Çalışlar’ın da kitapta söylediği gibi, tam olarak bir sürgün ya da kaçış olarak
nitelendirilemez onlarınki;ama işte kitabı okuyunca görüyoruz ki durum aslından
biraz ona (sürgün) biraz buna (kaçış) uyuyor.Yani demek istiyorum ki, hayatta her şeyin net ve keskin bir tanımı
olmayabilir.

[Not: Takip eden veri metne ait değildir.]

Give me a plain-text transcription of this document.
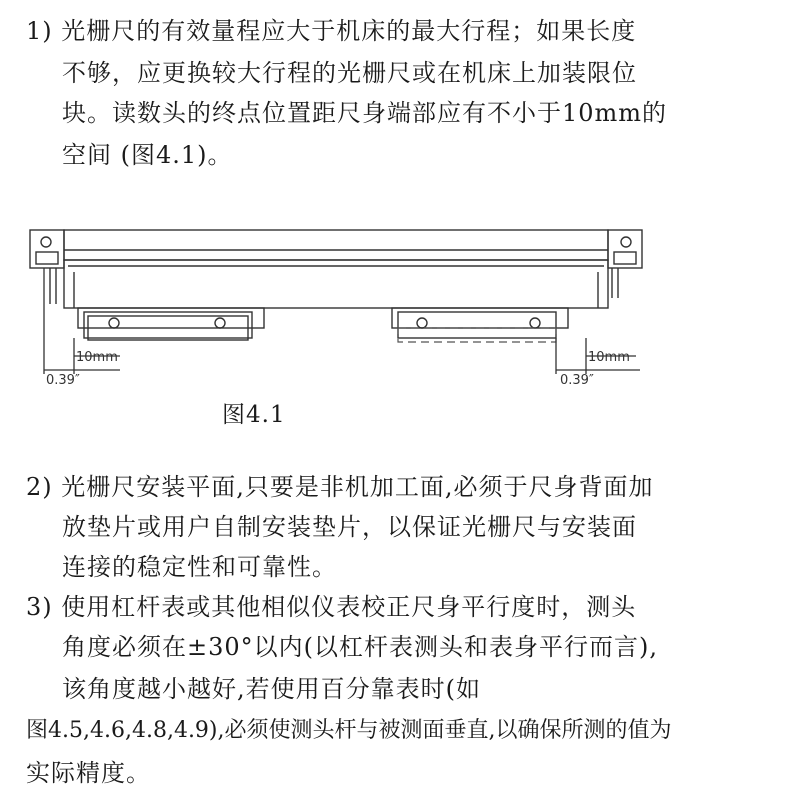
1) 光栅尺的有效量程应大于机床的最大行程；如果长度
不够，应更换较大行程的光栅尺或在机床上加装限位
块。读数头的终点位置距尺身端部应有不小于10mm的
空间 (图4.1)。
10mm
0.39″
10mm
0.39″
图4.1
2) 光栅尺安装平面,只要是非机加工面,必须于尺身背面加
放垫片或用户自制安装垫片，以保证光栅尺与安装面
连接的稳定性和可靠性。
3) 使用杠杆表或其他相似仪表校正尺身平行度时，测头
角度必须在±30°以内(以杠杆表测头和表身平行而言),
该角度越小越好,若使用百分靠表时(如
图4.5,4.6,4.8,4.9),必须使测头杆与被测面垂直,以确保所测的值为
实际精度。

O dönemde yaşamadığımız için, daha önemlisi ‘onlar’ olmadığımız
için -kimse bir başkası olamaz- insanların belli şartlar altında verdiği
kararlarla ilgili net yargılara varmak öyle kolay değil.
19 yıl sonra yeniden Ankara Yolunda
Halide, Fransız Mareşal d’Esperey’in Beyoğlu’nu beyaz atının üzerinde bir uçtan
bir uca kat etmesinden 13 ay sonra Anadolu’ya geçer. O dönemde Üsküdar’daki
Özbekler Tekkesi Anadolu’ya geçişlerde buluşma ve sevk yeridir. Bir gece işgal
güçlerinin kontrolü altındaki İstanbul’dan ‘kaçarlar’, kah öküz
arabasıyla, kah tahta semerli, kısa boylu bir atın sırtında trene
binecekleri Geyve’ye kadar gelirler. Bu yolculukta Halide memleketin harap
halini kendi gözleriyle görür. Bu, Anadolu’nun yoklukla imtihanıdır. Yol
üstündeki istasyonlarda her gelen trende oğullarını arayan biçare analarla
karşılaşırlar.
Girişteki
bölümse Halide’nin 17 Nisan 1939’da Akşam gazetesine yazdığı yazıdan. 19 yıl
sonra gördüğü Türkiye artık yeni bir ülkedir. Bu satırlarda -her şeye rağmen ve her şeyden sonra- kendine gelmeye başlayan bu ülkenin geleceğine dönük
bir canlanış ve umut hissi vardır.
Mustafa Kemal’e sevdalı mıydı?
Halide
Edib, cephede Mustafa Kemal’in yakın çevresindedir. İzmir’e girildiğinde de
durum budur. Ve bir akşam yemekli bir
toplantıda Mustafa Kemal Latife Hanım’la tanıştırıldığında da Halide Edip
oradadır. Onun Mustafa Kemal’in kişisel karizmasından etkilendiğini düşünen çok.
Bir pelerin sahnesi var, mesela. Böyle bir yemek sonrası Halide evden çıkarken Mustafa
Kemal ona ‘Hava çok soğuk, paltonuz var mı?’ diye sorar. Sonra gidip içeriden kendi
pelerinini getirir. Halide, elinde Mustafa Kemal’in pelerini, merdivenlerden
iner. Bu, Mustafa Kemal'in cephede soğuk gecelerde kullandığı pelerindir. Halide o dakikada bunu tarihsel bir tanıklık anı olarak telakki eder.Durup yukarıya baktığında merdiven başında onu
uğurlayanlar arasında Mustafa Kemal’in hemen yanında Latife hanım’ı görür.
Adalet
Ağaoğlu mesela, Halide’nin anılarında bu veda sahnesini anlatışını oldukça ‘buruk’
bulur. Halide’nin romanlarını sadeleştiren Yeşim Kalpaklı da onun kitaplarında buna
yakın izler bulduğunu yazar.
Halide
Edip gerçekten biyografisine sığmayan bir kadın. Tehcir kararını açıktan
eleştiren, iki oğlunu İstanbul’da, eşini Ankara’da bırakıp Milli Mücadeleye
katılmak için cepheye giden, devrim sonrası uygulanan sert politikalara soğuk,
ilk eşi ikinci bir kadın getirmek istediğinde ondan boşanan sıra dışı bir kadının
sıra dışı hayatını anlatan bu başarılı Çalışlar çalışmasını okumanızı öneririm.
Peki Halide Edip gerçekten sevdalı mıydı Mustafa Kemal’e? Cevap veriyorum:
Bilmiyorum. Hem kim bilebilir ki böyle şeyleri?
1 yorum:
Yazarın devrim sonrası sert politikalar olarak tarif ettiklerinin içine acaba tekkelerin kapataılmasınaı da dahil edip etmediğini merak ediyorum.